The Ethel Turner Prize for Young People’s Literature ($30,000) went to Leanne Hall, for her novel, The Gaps.
“Leanne Hall immerses the reader in their world — their anxieties, collective grief and creative ambitions — and the result is a novel that not only feels authentic and lived in, but uniquely of this moment,” the judges said.
“The novel is deeply concerned with race, gender and privilege, and Hall’s deft touch keeps The Gaps from ever being didactic.”
“Alternating narrators, scholarship student Chloe and queen bee Natalia, allow Hall different vantage points from which to explore young womanhood.”
“The Gaps maintains a propulsive pace. There is a beauty and economy to Hall’s language use. Vivid pictures are painted with few words. This is an accomplished work that lingers with readers long after it ends.”

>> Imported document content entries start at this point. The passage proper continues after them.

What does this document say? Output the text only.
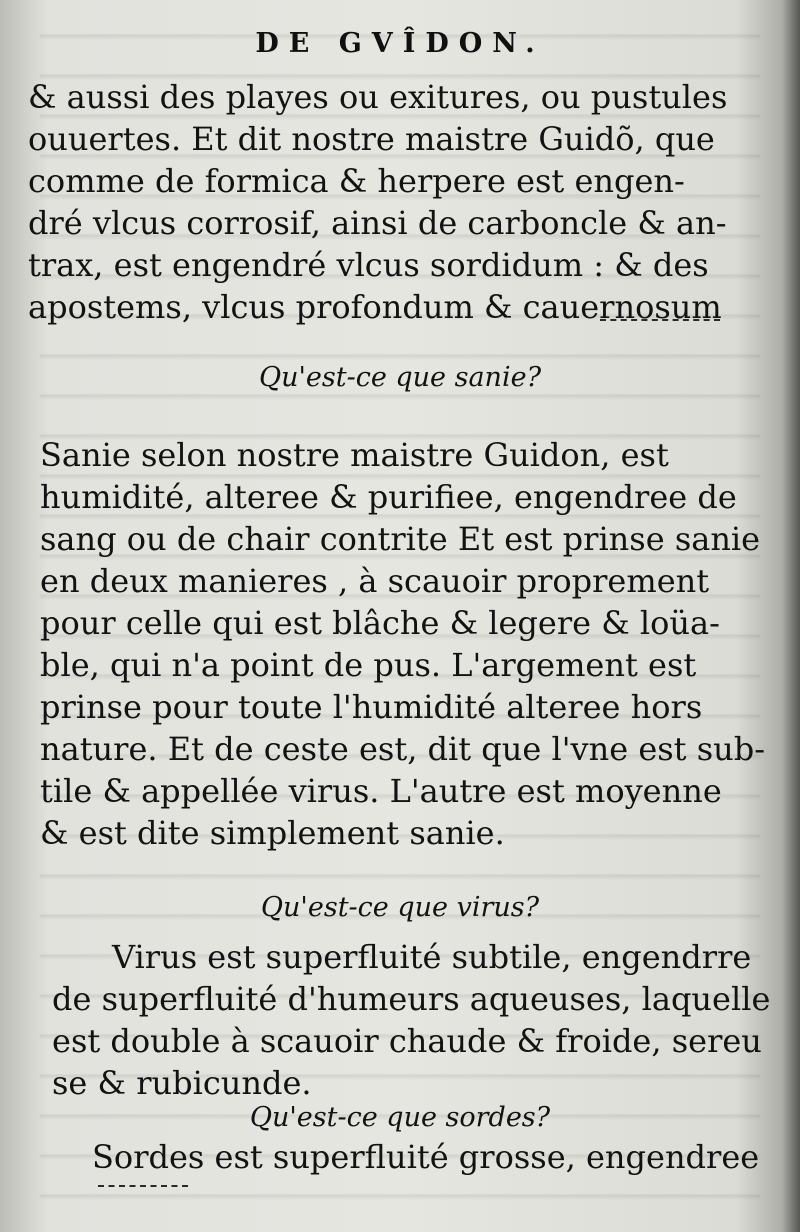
DE GVÎDON.
& aussi des playes ou exitures, ou pustules
ouuertes. Et dit nostre maistre Guidõ, que
comme de formica & herpere est engen-
dré vlcus corrosif, ainsi de carboncle & an-
trax, est engendré vlcus sordidum : & des
apostems, vlcus profondum & cauernosum
Qu'est-ce que sanie?
Sanie selon nostre maistre Guidon, est
humidité, alteree & purifiee, engendree de
sang ou de chair contrite Et est prinse sanie
en deux manieres , à scauoir proprement
pour celle qui est blâche & legere & loüa-
ble, qui n'a point de pus. L'argement est
prinse pour toute l'humidité alteree hors
nature. Et de ceste est, dit que l'vne est sub-
tile & appellée virus. L'autre est moyenne
& est dite simplement sanie.
Qu'est-ce que virus?
Virus est superfluité subtile, engendrre
de superfluité d'humeurs aqueuses, laquelle
est double à scauoir chaude & froide, sereu
se & rubicunde.
Qu'est-ce que sordes?
Sordes est superfluité grosse, engendree
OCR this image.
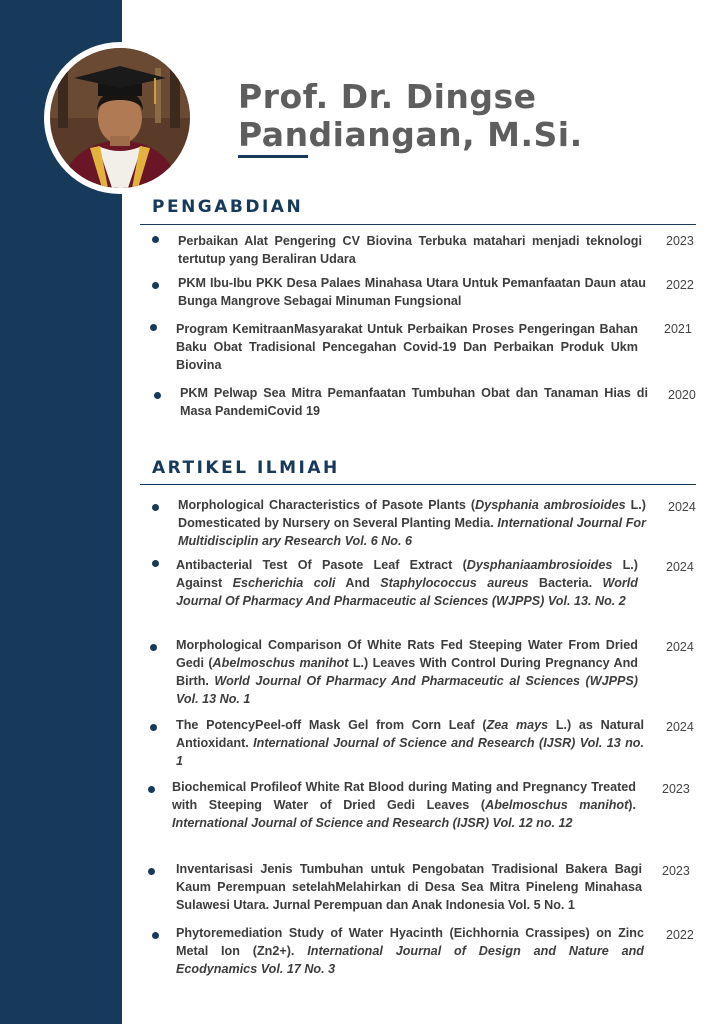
Prof. Dr. Dingse
Pandiangan, M.Si.
PENGABDIAN
Perbaikan Alat Pengering CV Biovina Terbuka matahari menjadi teknologi tertutup yang Beraliran Udara
2023
PKM Ibu-Ibu PKK Desa Palaes Minahasa Utara Untuk Pemanfaatan Daun atau Bunga Mangrove Sebagai Minuman Fungsional
2022
Program KemitraanMasyarakat Untuk Perbaikan Proses Pengeringan Bahan Baku Obat Tradisional Pencegahan Covid-19 Dan Perbaikan Produk Ukm Biovina
2021
PKM Pelwap Sea Mitra Pemanfaatan Tumbuhan Obat dan Tanaman Hias di Masa PandemiCovid 19
2020
ARTIKEL ILMIAH
Morphological Characteristics of Pasote Plants (Dysphania ambrosioides L.) Domesticated by Nursery on Several Planting Media. International Journal For Multidisciplin ary Research Vol. 6 No. 6
2024
Antibacterial Test Of Pasote Leaf Extract (Dysphaniaambrosioides L.) Against Escherichia coli And Staphylococcus aureus Bacteria. World Journal Of Pharmacy And Pharmaceutic al Sciences (WJPPS) Vol. 13. No. 2
2024
Morphological Comparison Of White Rats Fed Steeping Water From Dried Gedi (Abelmoschus manihot L.) Leaves With Control During Pregnancy And Birth. World Journal Of Pharmacy And Pharmaceutic al Sciences (WJPPS) Vol. 13 No. 1
2024
The PotencyPeel-off Mask Gel from Corn Leaf (Zea mays L.) as Natural Antioxidant. International Journal of Science and Research (IJSR) Vol. 13 no. 1
2024
Biochemical Profileof White Rat Blood during Mating and Pregnancy Treated with Steeping Water of Dried Gedi Leaves (Abelmoschus manihot). International Journal of Science and Research (IJSR) Vol. 12 no. 12
2023
Inventarisasi Jenis Tumbuhan untuk Pengobatan Tradisional Bakera Bagi Kaum Perempuan setelahMelahirkan di Desa Sea Mitra Pineleng Minahasa Sulawesi Utara. Jurnal Perempuan dan Anak Indonesia Vol. 5 No. 1
2023
Phytoremediation Study of Water Hyacinth (Eichhornia Crassipes) on Zinc Metal Ion (Zn2+). International Journal of Design and Nature and Ecodynamics Vol. 17 No. 3
2022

Kirsty Marillier took out the Nick Enright Prize for Playwriting ($30,000) for her coming-of-age play, Orange Thrower, which was performed at the Griffin Theatre Company and National Theatre of Parramatta earlier this year.
The “vital and deeply impressive piece of playwriting,” according to the judges, is set in the fictional, sunny suburb of Paradise, where a teenage girl is dealing with a new crush, strange neighbours and a mysterious person pelting oranges at her house every night.
“The characters are full of life and the plotting is precise,” judges said.
“On one hand, this is a simple, suburban coming-of-age story. But the play bounces off this familiar territory to gives us an utterly original story with characters that are engagingly idiosyncratic in a landscape unfamiliar on the Australian stage.”
“The play gives us comedy and mystery, budding sexuality and unrequited love, all wrapped up in what is really a loving tribute to the power and perseverance of South African women.”
“The play stands out through its enthralling transformation of the ordinary into the extraordinary, and its urgent, astute and magical examination of the self in the world. The play teems with life and insight. It is a major achievement.”
Other Award winners include Safdar Ahmed’s Still Alive: Notes from Australia’s Immigration Detention System, who took home Book of the Year ($10,000) & Multicultural NSW Award ($20,000), Tony Birch’s Dark as Last Night for the Christina Stead Prize for Fiction ($40,000).
Dan Disney’s poetry collection accelerations & inertias, for Kenneth Slessor Prize for Poetry ($30,000) and Peter Carnavas’ My Brother Ben, which won Patricia Wrightson Prize for Children’s Literature ($30,000).
The Betty Roland Prize for Scriptwriting ($30,000) was also won by Shaun Grant’s film NITRAM. Grant is most famous for making the explosive Australian film horror film, Snowtown.